Оставляло желать лучшего и пространство обитания инвалидов. Например, инвалид Отечественной войны                 И.П. Кривых с женой и ребенком жил в бане, «без крыши, нет стульев, стола, никаких постельных принадлежностей» [28, л. 39]. Плохо в районах Красноярского края был развит транспорт, особенно в той части, которая касалась перевозки инвалидов. А.С. Литвинов сообщал в крайком партии: «...Мы живем в глухой забытой таежной деревне далеко от центра. Выехать никуда невозможно» [24, л. 56– 56 об]. Б.А. Удалов писал, что он не смог вытребовать у местной администрации даже лошадь, чтобы отправиться на ВТЭК в райсобес. Он несколько раз обращался за помощью к администрации затона, в сельсовет и колхоз, но никакой помощи ему оказано не было [26, л. 39]. Еще один инвалид-фронтовик в Красноярске был вынужден ходить ежедневно на протезах 5–6 км к месту работы из-за отсутствия транспорта для перевозки [28, л. 39].

Московские контролеры в сентябре 1943 г. произвели свою специальную проверку бытового обслуживания инвалидов в Красноярском крае. Можно представить, какой была бытовая повседневность красноярских инвалидов, если проверяющие выявили отсутствие необходимых бытовых условий на 48 из 53 артелей: «...на заводе “Красный Профинтерн”, судоремонтном заводе, на мясокомбинате, предприятиях военторга, на других предприятиях... не обеспечены обмундированием трудоустроенные инвалиды» [29, с. 72].

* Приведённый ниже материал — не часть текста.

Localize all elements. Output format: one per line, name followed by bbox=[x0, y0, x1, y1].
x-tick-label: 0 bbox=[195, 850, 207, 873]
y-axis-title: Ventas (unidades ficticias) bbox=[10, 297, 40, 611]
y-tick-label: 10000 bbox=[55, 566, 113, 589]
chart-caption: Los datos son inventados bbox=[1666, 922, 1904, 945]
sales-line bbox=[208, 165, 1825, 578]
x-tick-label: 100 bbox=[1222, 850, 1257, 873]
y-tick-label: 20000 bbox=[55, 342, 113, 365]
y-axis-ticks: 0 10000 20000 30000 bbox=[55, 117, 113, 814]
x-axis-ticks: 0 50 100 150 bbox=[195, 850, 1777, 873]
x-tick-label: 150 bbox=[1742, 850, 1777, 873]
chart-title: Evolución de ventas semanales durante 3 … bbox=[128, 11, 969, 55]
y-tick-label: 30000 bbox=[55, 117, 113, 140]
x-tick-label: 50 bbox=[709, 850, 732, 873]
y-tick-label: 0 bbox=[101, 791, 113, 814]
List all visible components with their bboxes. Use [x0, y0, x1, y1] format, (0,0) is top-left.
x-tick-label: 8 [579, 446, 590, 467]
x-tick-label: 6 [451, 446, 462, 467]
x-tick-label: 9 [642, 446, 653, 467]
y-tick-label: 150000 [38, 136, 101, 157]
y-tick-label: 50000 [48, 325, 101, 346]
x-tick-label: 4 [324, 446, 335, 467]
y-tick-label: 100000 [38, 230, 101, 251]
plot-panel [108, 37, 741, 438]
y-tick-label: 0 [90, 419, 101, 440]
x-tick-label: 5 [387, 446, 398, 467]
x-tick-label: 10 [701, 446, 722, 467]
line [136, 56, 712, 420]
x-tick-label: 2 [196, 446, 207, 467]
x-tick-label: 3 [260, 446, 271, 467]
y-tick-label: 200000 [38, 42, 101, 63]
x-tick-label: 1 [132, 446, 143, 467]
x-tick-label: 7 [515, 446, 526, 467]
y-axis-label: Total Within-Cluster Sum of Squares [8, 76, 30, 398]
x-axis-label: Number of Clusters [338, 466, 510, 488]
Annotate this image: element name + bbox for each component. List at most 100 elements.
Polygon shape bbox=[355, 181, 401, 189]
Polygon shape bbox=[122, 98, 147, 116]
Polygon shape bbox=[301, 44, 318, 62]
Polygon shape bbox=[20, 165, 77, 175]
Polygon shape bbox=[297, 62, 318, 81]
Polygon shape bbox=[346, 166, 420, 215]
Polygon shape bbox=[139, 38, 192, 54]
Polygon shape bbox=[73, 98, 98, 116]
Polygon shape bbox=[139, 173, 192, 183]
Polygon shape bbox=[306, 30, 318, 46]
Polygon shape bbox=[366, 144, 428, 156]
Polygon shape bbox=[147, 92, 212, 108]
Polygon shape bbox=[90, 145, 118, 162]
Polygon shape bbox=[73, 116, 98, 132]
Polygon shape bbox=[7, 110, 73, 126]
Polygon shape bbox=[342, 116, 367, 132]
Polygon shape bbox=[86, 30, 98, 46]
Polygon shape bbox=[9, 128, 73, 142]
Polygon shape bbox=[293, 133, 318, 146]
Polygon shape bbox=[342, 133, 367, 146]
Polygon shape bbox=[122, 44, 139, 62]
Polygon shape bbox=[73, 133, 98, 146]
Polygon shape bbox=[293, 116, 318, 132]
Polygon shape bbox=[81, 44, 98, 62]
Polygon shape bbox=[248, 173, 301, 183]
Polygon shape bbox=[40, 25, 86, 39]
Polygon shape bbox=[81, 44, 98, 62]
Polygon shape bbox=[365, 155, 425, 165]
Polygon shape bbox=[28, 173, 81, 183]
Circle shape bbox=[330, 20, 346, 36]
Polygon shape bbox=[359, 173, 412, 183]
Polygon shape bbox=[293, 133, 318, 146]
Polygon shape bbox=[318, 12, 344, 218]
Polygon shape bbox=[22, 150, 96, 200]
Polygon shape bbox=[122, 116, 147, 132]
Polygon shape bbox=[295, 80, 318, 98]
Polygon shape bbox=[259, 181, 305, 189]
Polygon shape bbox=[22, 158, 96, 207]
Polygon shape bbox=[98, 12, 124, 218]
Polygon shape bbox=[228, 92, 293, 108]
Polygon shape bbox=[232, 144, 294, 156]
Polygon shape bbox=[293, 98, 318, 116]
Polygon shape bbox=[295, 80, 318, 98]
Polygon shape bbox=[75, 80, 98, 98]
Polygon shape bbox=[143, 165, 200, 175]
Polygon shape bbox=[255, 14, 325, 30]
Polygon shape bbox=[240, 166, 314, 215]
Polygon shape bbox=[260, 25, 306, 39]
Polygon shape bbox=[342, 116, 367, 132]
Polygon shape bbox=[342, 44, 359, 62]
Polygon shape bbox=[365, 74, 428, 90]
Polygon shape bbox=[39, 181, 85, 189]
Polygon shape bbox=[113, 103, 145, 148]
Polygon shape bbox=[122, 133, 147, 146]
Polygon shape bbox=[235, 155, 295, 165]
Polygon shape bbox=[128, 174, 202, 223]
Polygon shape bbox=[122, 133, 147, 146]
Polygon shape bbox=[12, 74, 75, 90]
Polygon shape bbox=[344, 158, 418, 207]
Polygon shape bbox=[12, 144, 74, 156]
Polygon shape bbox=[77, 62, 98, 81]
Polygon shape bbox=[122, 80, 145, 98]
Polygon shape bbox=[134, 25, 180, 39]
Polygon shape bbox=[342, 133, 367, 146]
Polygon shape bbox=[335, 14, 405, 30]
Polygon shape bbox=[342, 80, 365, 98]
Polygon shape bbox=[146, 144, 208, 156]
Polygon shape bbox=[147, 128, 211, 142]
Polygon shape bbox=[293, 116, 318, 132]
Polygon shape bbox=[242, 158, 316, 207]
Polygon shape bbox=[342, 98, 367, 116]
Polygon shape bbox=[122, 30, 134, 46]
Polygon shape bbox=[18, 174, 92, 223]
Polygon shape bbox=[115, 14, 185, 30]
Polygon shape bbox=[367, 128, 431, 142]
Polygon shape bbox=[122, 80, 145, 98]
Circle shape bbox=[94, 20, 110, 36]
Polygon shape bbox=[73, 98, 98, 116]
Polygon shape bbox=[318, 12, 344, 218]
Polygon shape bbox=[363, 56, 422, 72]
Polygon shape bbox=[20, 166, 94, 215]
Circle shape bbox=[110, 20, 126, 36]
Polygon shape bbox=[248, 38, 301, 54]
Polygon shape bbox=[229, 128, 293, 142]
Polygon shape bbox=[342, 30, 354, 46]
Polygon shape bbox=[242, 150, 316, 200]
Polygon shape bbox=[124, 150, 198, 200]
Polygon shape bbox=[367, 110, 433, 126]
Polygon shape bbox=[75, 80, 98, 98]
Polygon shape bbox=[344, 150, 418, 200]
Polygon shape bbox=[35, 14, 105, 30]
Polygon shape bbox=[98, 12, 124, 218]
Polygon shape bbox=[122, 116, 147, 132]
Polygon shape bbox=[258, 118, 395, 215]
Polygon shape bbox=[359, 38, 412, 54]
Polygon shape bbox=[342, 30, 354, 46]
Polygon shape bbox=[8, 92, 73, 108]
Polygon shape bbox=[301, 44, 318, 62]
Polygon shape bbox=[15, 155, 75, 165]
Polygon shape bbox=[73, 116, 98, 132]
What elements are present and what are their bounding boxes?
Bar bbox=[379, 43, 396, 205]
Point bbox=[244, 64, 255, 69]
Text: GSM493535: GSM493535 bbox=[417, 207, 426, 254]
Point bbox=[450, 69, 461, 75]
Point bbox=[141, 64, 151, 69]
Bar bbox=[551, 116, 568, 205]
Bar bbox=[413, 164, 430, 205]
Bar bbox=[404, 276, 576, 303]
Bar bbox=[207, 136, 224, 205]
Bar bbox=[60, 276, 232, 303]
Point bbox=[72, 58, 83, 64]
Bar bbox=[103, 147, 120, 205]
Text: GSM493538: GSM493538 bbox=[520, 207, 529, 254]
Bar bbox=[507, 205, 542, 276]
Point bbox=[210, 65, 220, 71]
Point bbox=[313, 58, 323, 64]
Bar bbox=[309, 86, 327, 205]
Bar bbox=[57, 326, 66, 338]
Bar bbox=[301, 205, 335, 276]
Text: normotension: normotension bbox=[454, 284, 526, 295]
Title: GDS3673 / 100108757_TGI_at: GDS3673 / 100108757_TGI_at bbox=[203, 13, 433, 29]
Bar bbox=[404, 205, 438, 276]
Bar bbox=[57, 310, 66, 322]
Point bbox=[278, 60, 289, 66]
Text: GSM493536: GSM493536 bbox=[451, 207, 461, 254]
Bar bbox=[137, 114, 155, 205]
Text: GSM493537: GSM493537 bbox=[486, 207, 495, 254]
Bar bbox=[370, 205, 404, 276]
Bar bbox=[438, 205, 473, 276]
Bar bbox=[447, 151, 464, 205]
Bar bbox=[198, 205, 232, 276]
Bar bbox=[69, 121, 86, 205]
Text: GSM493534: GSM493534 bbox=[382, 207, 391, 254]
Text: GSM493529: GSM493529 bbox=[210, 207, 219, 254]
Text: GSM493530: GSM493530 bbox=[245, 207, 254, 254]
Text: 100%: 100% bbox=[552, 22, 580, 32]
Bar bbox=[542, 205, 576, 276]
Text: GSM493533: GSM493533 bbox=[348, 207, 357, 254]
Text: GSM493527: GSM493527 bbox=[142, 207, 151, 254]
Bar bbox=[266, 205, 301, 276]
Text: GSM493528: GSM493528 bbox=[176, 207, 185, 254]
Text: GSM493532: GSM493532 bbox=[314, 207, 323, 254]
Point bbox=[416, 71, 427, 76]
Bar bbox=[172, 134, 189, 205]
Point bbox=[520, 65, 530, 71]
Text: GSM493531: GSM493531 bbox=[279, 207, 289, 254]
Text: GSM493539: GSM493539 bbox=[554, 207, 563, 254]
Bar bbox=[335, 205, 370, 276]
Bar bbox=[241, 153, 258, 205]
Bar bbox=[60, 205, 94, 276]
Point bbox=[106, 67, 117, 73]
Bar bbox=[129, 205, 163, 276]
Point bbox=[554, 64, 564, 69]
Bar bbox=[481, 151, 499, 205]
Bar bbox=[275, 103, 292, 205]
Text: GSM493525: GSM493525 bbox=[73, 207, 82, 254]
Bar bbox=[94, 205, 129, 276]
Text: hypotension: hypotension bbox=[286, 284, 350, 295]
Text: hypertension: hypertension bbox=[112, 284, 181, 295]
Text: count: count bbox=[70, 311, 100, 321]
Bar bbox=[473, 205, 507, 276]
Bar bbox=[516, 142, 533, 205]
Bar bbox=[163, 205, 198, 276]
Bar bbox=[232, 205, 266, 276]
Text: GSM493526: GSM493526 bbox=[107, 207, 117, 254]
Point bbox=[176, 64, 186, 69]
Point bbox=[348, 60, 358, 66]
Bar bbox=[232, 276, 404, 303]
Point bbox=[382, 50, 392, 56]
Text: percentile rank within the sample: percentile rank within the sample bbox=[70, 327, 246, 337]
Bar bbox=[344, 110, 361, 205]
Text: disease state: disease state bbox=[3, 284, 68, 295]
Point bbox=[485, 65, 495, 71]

Конечно, самой важной следует считать трудовую повседневность, тем более, что труд был одной из ведущих ценностей советского общества, а инвалиды, хотя и призывались к возвращению в ряды рабочих, далеко не всегда могли по-настоящему влиться в производственные коллективы. В личных письмах, заявлениях и жалобах инвалидов Красноярского края зачастую пересекаются отношение инвалидов к состоянию их здоровья, оценка своего материального положения и вопросы трудового статуса.

Инвалид Отечественной войны  И.В. Черкашин писал о себе: «С каждым днем состояние моего здоровья ухудшается. Я уже не в состоянии заработать на свое существование... дохожу до последней крайности. Или весной должен умереть, или чахнуть...» [24, л. 3–3 об.]. Инвалид III группы А.М. Узунова жаловалась: «Работы я никакой найти не могу, потому что в деревне [работы] нет, а за деревню я не выйду, у меня нет ноги, а на одной далеко не упрыгаешь» [24, л. 10, 12].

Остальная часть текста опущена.